Communiqué de la Coordination Nationale des Comités de Défense des Hôpitaux et Maternités de Proximité

Alors que depuis plusieurs jours les urgentistes alertent sur la situation de tension extrême des services d’urgences et de réanimation des hôpitaux de la Région Parisienne, qu’aujourd’hui le Président de Samu de France lance une alerte rouge sur toute la France, et que des drames récents viennent de toucher douloureusement plusieurs familles successivement, Mme Bachelot continue à nier toute responsabilité politique. Elle diligente une enquête, afin de rejeter une fois encore les responsabilités sur les seuls personnels hospitaliers, ou sur des dysfonctionnements techniques, alors que le problème est global.

Faut-il lui rappeler la longue liste de services partiellement ou intégralement fermés cette année encore, des urgences de Concarneau, Chamonix, Lézignan, des maternités de Saint-Agrève, Clamecy, Lannemezan, Châtillon sur seine, des lits de chirurgie un peu partout en France, des dizaines de lits d’hospitalisations en médecine, rééducation, gériatrie y compris en Ile de France, des centaines d’emplois supprimés dans les hôpitaux ?
Faut-il lui rappeler que les restructurations autoritaires et réductrices, pratiquement toujours dans le même sens d’une centralisation incohérente et contraire aux besoins réels des populations concernées, se poursuivent .  Valréas, Champagnole, Ivry, Juvisy, Lourdes, Carhaix encore… et des dizaines d’autres localités subissent et vont subir pressions et réductions.

Toutes ces restructurations sont dans la droite ligne des orientations données par N Sarkozy dans ses discours sur l’hôpital.

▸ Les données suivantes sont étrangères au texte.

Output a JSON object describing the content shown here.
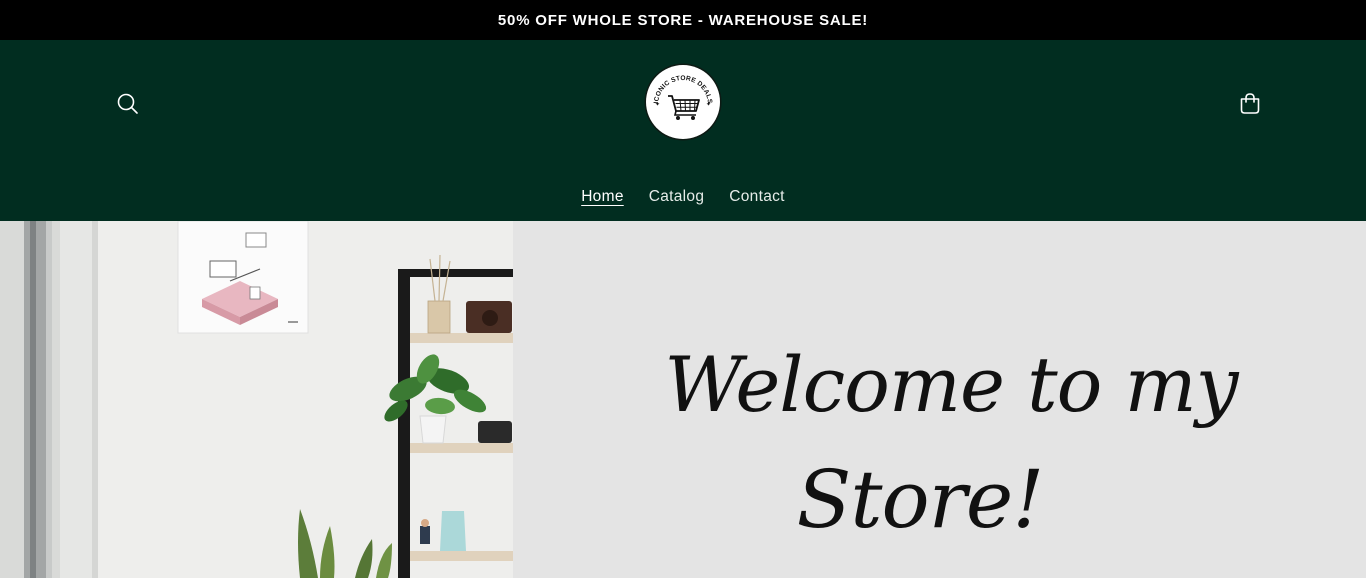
{
  "announcement": {
    "text": "50% OFF WHOLE STORE - WAREHOUSE SALE!"
  },
  "header": {
    "logo_text": "ICONIC STORE DEALS",
    "search_icon": "search-icon",
    "cart_icon": "cart-icon",
    "background": "#012d20"
  },
  "nav": {
    "items": [
      {
        "label": "Home",
        "active": true
      },
      {
        "label": "Catalog",
        "active": false
      },
      {
        "label": "Contact",
        "active": false
      }
    ]
  },
  "hero": {
    "heading_line1": "Welcome to my",
    "heading_line2": "Store!"
  },
  "colors": {
    "announcement_bg": "#000000",
    "header_bg": "#012d20",
    "hero_right_bg": "#e4e4e4"
  }
}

Un hôpital géré comme une entreprise, travaillant à flux tendu et sous critères de « rentabilité »,  soumis à des contraintes budgétaires délétères !
Adieu la politique de santé prioritairement humaniste et solidaire !!!

La Coordination Nationale dénonce cette politique qui  conduit à la dégradation de notre système de soins, limite l’accès aux soins, crée des fractures sanitaires et sociales (Cf. la baisse partout constatée des consultations), des déserts sanitaires dans de nombreuses régions, et  remet en cause, de fait, qualité et sécurité des soins. Cette politique va être aggravée  en 2009 avec  le projet de loi Hôpital Patient Santé Territoire.
La Coordination nationale en demande purement, logiquement et simplement le rejet.
La situation est trop grave pour continuer à mener une politique désastreuse dont les dégâts ont trop rarement été analysés !!!